Paris - An original score of two minuets composed by Wolfgang Amadeus Mozart when he was just 16 are to be put up for auction in Paris later this month, Sotheby's said on Thursday.

The asking price for the handwritten score dating from 1772 has been set at 150 000-200 000 euros ($166 000-220 000), the auction house said.

It goes on sale on 18 November.

"It's the only version," said Simon Maguire, a specialist in musical manuscripts at Sotheby's in London.

"Mozart always wrote first versions" without subsequently reworking them, "unlike Beethoven who revised (his scores) endlessly," the expert told AFP.

The minuets - which are types of dances - have never been published and the autograph score contains a few corrections and minor modifications, including one or two that might be in the hand of Mozart's father, Leopold.

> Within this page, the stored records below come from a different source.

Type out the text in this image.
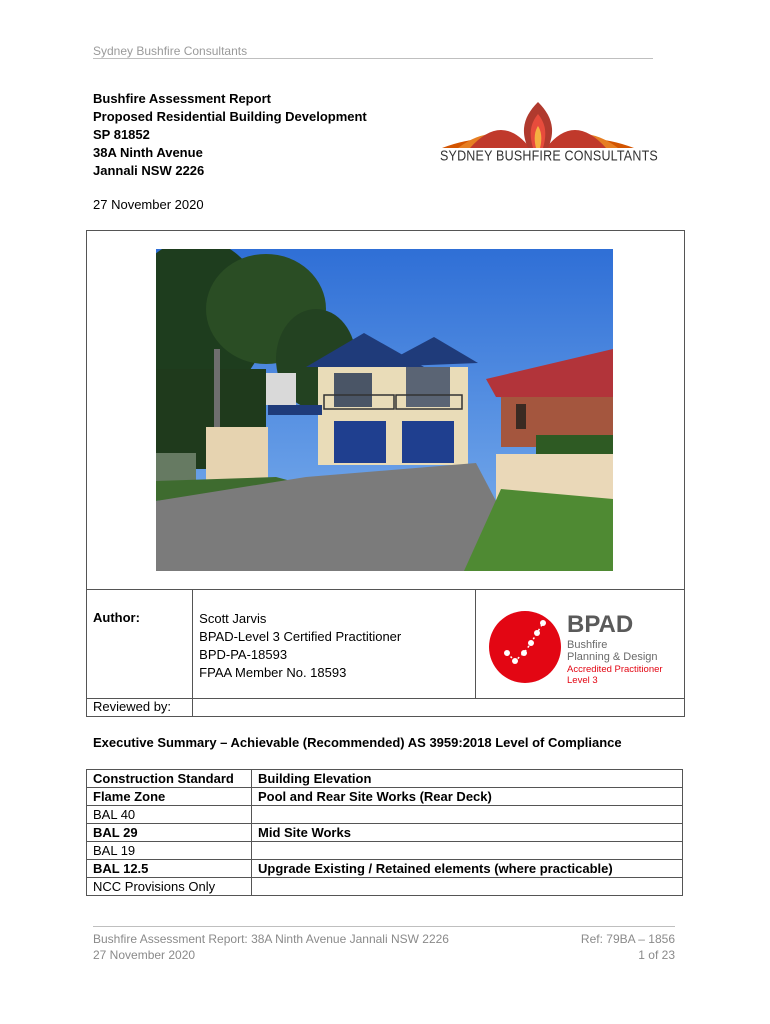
Sydney Bushfire Consultants
Bushfire Assessment Report
Proposed Residential Building Development
SP 81852
38A Ninth Avenue
Jannali NSW 2226
27 November 2020
SYDNEY BUSHFIRE CONSULTANTS
Author:	Scott Jarvis
BPAD-Level 3 Certified Practitioner
BPD-PA-18593
FPAA Member No. 18593	

Reviewed by:		
BPAD
Bushfire
Planning & Design
Accredited Practitioner
Level 3
Executive Summary – Achievable (Recommended) AS 3959:2018 Level of Compliance
Construction Standard	Building Elevation
Flame Zone	Pool and Rear Site Works (Rear Deck)
BAL 40	
BAL 29	Mid Site Works
BAL 19	
BAL 12.5	Upgrade Existing / Retained elements (where practicable)
NCC Provisions Only	
Bushfire Assessment Report: 38A Ninth Avenue Jannali NSW 2226
27 November 2020
Ref: 79BA – 1856
1 of 23
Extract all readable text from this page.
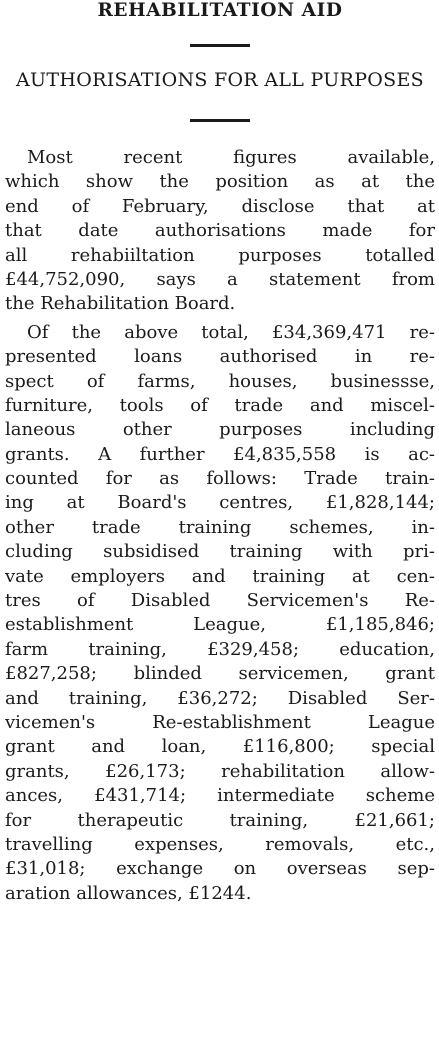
REHABILITATION AID
AUTHORISATIONS FOR ALL PURPOSES

Most recent figures available,
which show the position as at the
end of February, disclose that at
that date authorisations made for
all rehabiiltation purposes totalled
£44,752,090, says a statement from
the Rehabilitation Board.

Of the above total, £34,369,471 re-
presented loans authorised in re-
spect of farms, houses, businessse,
furniture, tools of trade and miscel-
laneous other purposes including
grants. A further £4,835,558 is ac-
counted for as follows: Trade train-
ing at Board's centres, £1,828,144;
other trade training schemes, in-
cluding subsidised training with pri-
vate employers and training at cen-
tres of Disabled Servicemen's Re-
establishment League, £1,185,846;
farm training, £329,458; education,
£827,258; blinded servicemen, grant
and training, £36,272; Disabled Ser-
vicemen's Re-establishment League
grant and loan, £116,800; special
grants, £26,173; rehabilitation allow-
ances, £431,714; intermediate scheme
for therapeutic training, £21,661;
travelling expenses, removals, etc.,
£31,018; exchange on overseas sep-
aration allowances, £1244.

The manuscript was kept in Salzburg by the composer's sister, Nannerl, and later found its way into the vast collection of Austrian writer Stefan Zweig, who was "a legendary collector of musical fragments, notably those by Mozart," Maguire said.

The score, the only one of the composer's "Six Minuets K.164" to still be in private hands, are being sold as part of the library of the eminent Swiss bibliophile, Jean-Francois Chaponniere.

Mozart, a child prodigy, began composing at a very early age under his father's guidance.

According to Sotheby's, "dancing itself too was a great passion of the composer, to such an extent that (his wife) Constanze Mozart could remark, 'As great as Mozart's genius was, he was an enthusiast in dancing, and often said that his taste lay in that art, rather than in music'."

On 27 and 28 November, a portrait of the 13-year-old Mozart is also going up for sale at rival auction house, Christie's, again in Paris.

It is one of the very rare contemporary portraits of the composer still in private hands and the bidding price has been set at 800 000-1.2 million euros.